Perron–Frobenius theorem (Ch. 29). For PageRank we need to know the steady state exists and is unique. The relevant statement: a square matrix with strictly positive entries has a real, positive, simple dominant eigenvalue $\lambda_1$ (strictly larger in magnitude than every other eigenvalue) whose eigenvector can be chosen to have all-positive entries. For a column-stochastic matrix (nonnegative columns summing to $1$) the dominant eigenvalue is exactly $\lambda_1=1$; the corresponding positive eigenvector, normalized, is the stationary distribution. PageRank's damping (the random-teleport term, typically $0.85$) is what forces the strictly-positive hypothesis to hold, guaranteeing a unique ranking — and power iteration (repeatedly multiplying by the matrix) converges to that dominant eigenvector at a rate set by the ratio $|\lambda_2|/|\lambda_1|$.
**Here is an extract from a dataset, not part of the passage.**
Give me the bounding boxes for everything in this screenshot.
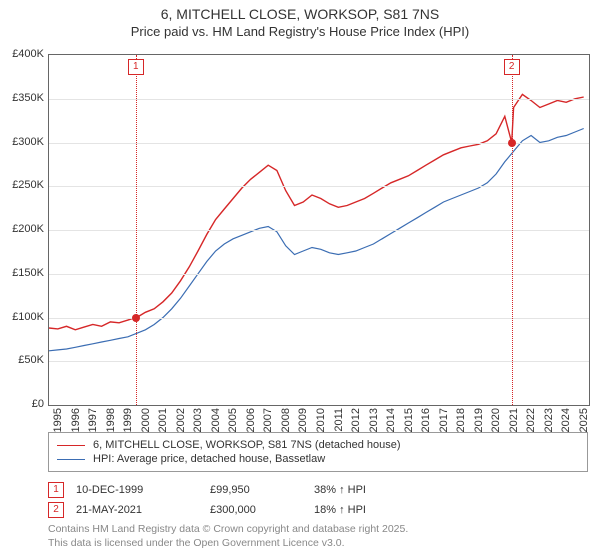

B.9 One-line theorem index

Theorem Condition Conclusion Ch.
Rank–Nullity any $m\times n$ matrix $\operatorname{rank}+\text{nullity}=n$ 14
Cauchy–Schwarz any inner product space $\lvert\langle\mathbf{u},\mathbf{v}\rangle\rvert\le\lVert\mathbf{u}\rVert\lVert\mathbf{v}\rVert$ 18
Invertible Matrix Thm square $A$ 10 equivalent conditions for invertibility 9
Diagonalization $n$ independent eigenvectors $A=PDP^{-1}$ 25
Spectral Theorem symmetric (real) / Hermitian (complex) real eigenvalues, orthonormal eigenvectors 27
SVD existence every matrix (no condition) $A=U\Sigma V^{\mathsf{T}}$ 30
Eckart–Young best rank-$k$ approximation truncated SVD minimizes the error 31
Perron–Frobenius positive (or stochastic) matrix unique positive dominant eigenvector 29

If you remember nothing else from this card, remember the conditions in bold. A theorem applied outside its hypotheses is not a shortcut — it is a wrong answer waiting to happen.